Synopses & Reviews
From nuclear superpower to impoverished nation, post-communist Russia has become one of the most corrupt regimes in the world. Paul Klebnikov pieces together the previous decade in Russian history, showing that a major piece of "the decline of Russia' puzzle lies in the meteoric business career of Boris Berezovsky.
Transforming himself from a research scientist to Russia's most successful dealmaker, Berezovsky managed to seize control of Russia's largest auto manufacturer, largest TV network, national airline, and one of the world's biggest oil companies. When Moscow's gangster families battled one another in the Great Mob War of 1993-1994, Berezovsky was in the thick of it. He was badly burned by a car bomb and his driver was decapitated. A year later, Berezovsky emerged as the prime suspect in the assassination of the director of the TV network he acquired. Although plagued by scandal, he enjoyed President Yeltsin's support, serving as the personal financial "advisor" to both Yeltsin and his family. In 1996, Berezovsky organized the financing of Yeltsin's re-election campaign-a campaign marred by fraud, embezzlement, and attempted murder. Berezovsky became the President's most trusted political advisor-playing a key role in forming governments and dismissing prime ministers.

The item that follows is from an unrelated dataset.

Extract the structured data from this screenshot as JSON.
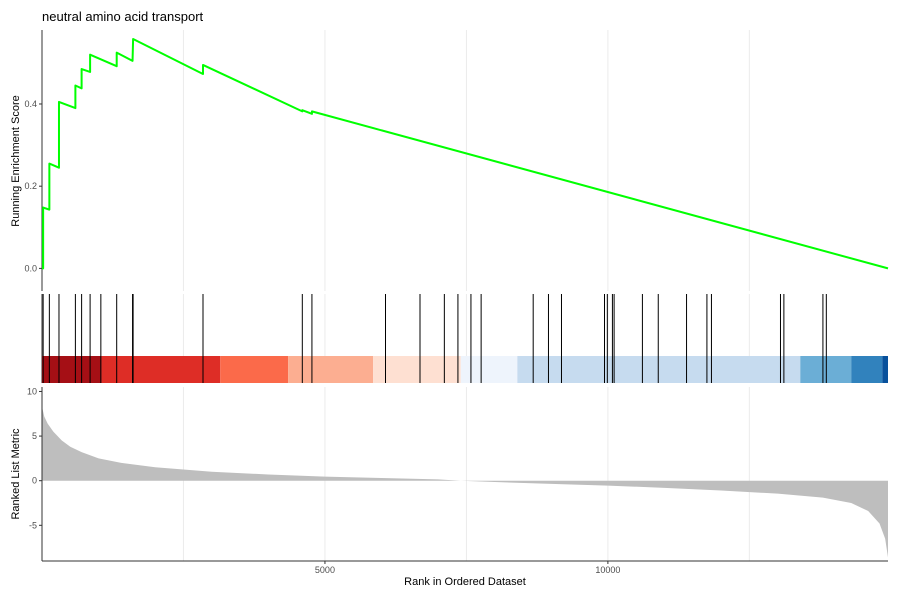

Based on hundreds of taped interviews with top businessmen and government officials, secret police reports, contractual documents, and surveillance tapes, Godfather of the Kremlin is both a gripping story and a unique historical document.

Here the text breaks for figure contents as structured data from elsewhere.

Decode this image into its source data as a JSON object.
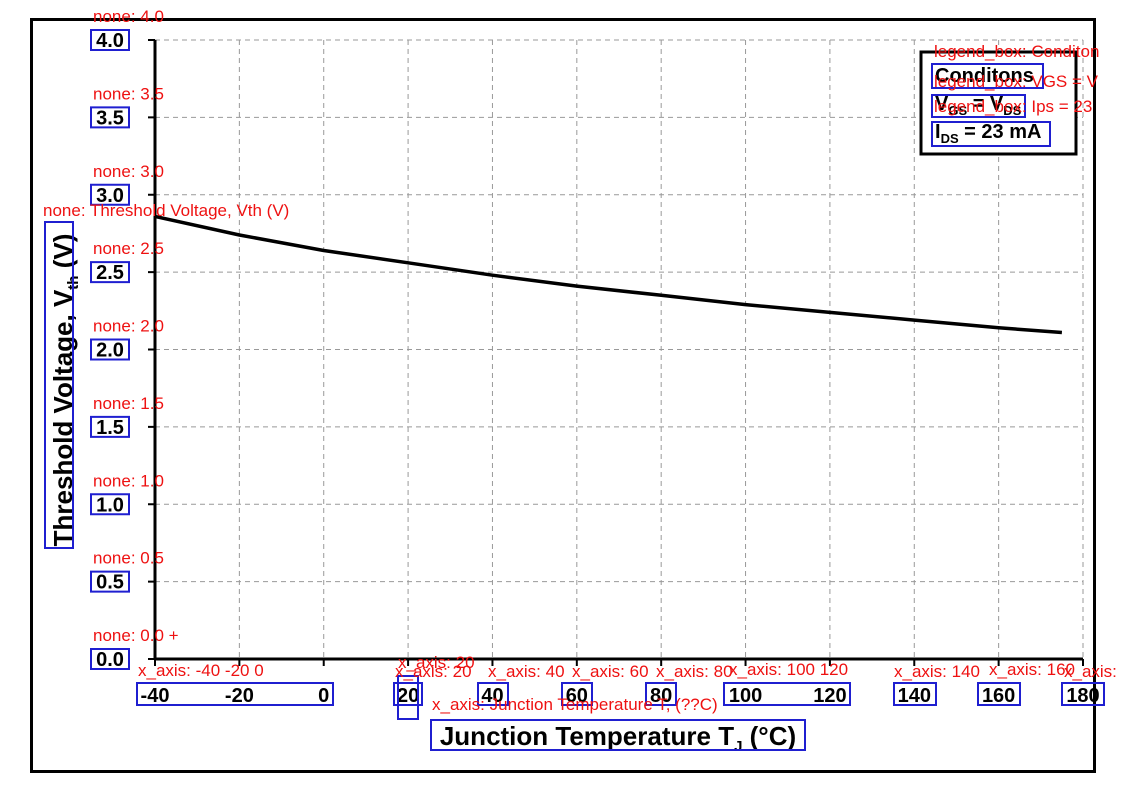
{
  "chart_data": {
    "type": "line",
    "xlabel": "Junction Temperature T",
    "xlabel_sub": "J",
    "xlabel_suffix": " (°C)",
    "ylabel": "Threshold Voltage, V",
    "ylabel_sub": "th",
    "ylabel_suffix": " (V)",
    "xlim": [
      -40,
      180
    ],
    "ylim": [
      0,
      4
    ],
    "x_ticks": [
      "-40",
      "-20",
      "0",
      "20",
      "40",
      "60",
      "80",
      "100",
      "120",
      "140",
      "160",
      "180"
    ],
    "y_ticks": [
      "0.0",
      "0.5",
      "1.0",
      "1.5",
      "2.0",
      "2.5",
      "3.0",
      "3.5",
      "4.0"
    ],
    "grid": true,
    "series": [
      {
        "x": [
          -40,
          -20,
          0,
          20,
          40,
          60,
          80,
          100,
          120,
          140,
          160,
          175
        ],
        "y": [
          2.86,
          2.74,
          2.64,
          2.56,
          2.48,
          2.41,
          2.35,
          2.29,
          2.24,
          2.19,
          2.14,
          2.11
        ],
        "color": "#000000"
      }
    ],
    "legend": {
      "placement": "top-right",
      "title": "Conditons",
      "lines": [
        {
          "text": "V",
          "sub": "GS",
          "text2": " = V",
          "sub2": "DS"
        },
        {
          "text": "I",
          "sub": "DS",
          "text2": " = 23 mA",
          "sub2": ""
        }
      ]
    }
  },
  "annotations": {
    "y_ticks": [
      "none: 0.0 +",
      "none: 0.5",
      "none: 1.0",
      "none: 1.5",
      "none: 2.0",
      "none: 2.5",
      "none: 3.0",
      "none: 3.5",
      "none: 4.0"
    ],
    "y_label": "none: Threshold Voltage, Vth (V)",
    "x_group": "x_axis: -40 -20 0",
    "x_20": "x_axis: 20",
    "x_20b": "x_axis: 20",
    "x_40": "x_axis: 40",
    "x_60": "x_axis: 60",
    "x_80": "x_axis: 80",
    "x_100_120": "x_axis: 100 120",
    "x_140": "x_axis: 140",
    "x_160": "x_axis: 160",
    "x_180": "x_axis:",
    "x_label": "x_axis: Junction Temperature T, (??C)",
    "legend_title": "legend_box: Conditon",
    "legend_vgs": "legend_box: VGS = V",
    "legend_ids": "legend_box: Ips = 23"
  }
}
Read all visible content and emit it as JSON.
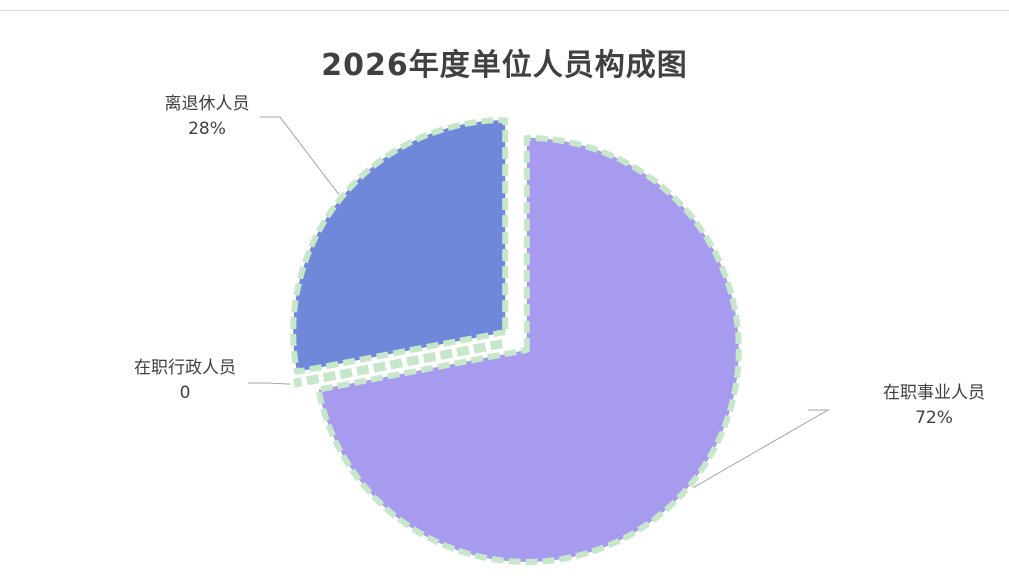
{
  "chart_data": {
    "type": "pie",
    "title": "2026年度单位人员构成图",
    "slices": [
      {
        "name": "在职事业人员",
        "value": 72,
        "display": "72%",
        "color": "#a79bef"
      },
      {
        "name": "在职行政人员",
        "value": 0,
        "display": "0",
        "color": "#c6e7c9"
      },
      {
        "name": "离退休人员",
        "value": 28,
        "display": "28%",
        "color": "#6f88d9"
      }
    ],
    "border_color": "#c6e7c9",
    "label_line_color": "#a6a6a6"
  }
}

Well informed . . . A richly detailed account of the emergence of a new Russian oligarchy."-The New York Times
Fascinating, well-written narratives of how a corrupt, oligarchic capitalist system has evolved since Yeltsin and his team first launched economic reforms in 1992."

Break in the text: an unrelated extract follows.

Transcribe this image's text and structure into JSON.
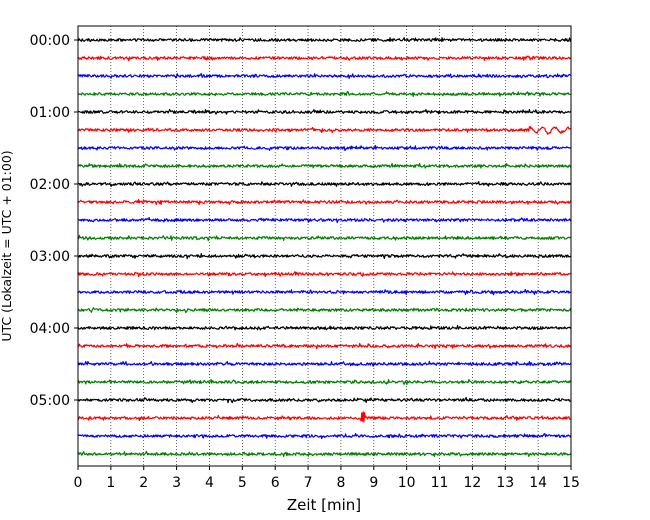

[An] indispensable as well as riveting account of the rise of this cunning,
rapacious, and ruthless figure."-The Washington Monthly
About the Author
Paul Klebnikov holds a Ph.D. in Russian History from the London School of Economics. He is a senior editor at Forbes and has reported on Russia since 1989. A fluent Russian speaker, he has won four press awards for his writing on Russian business.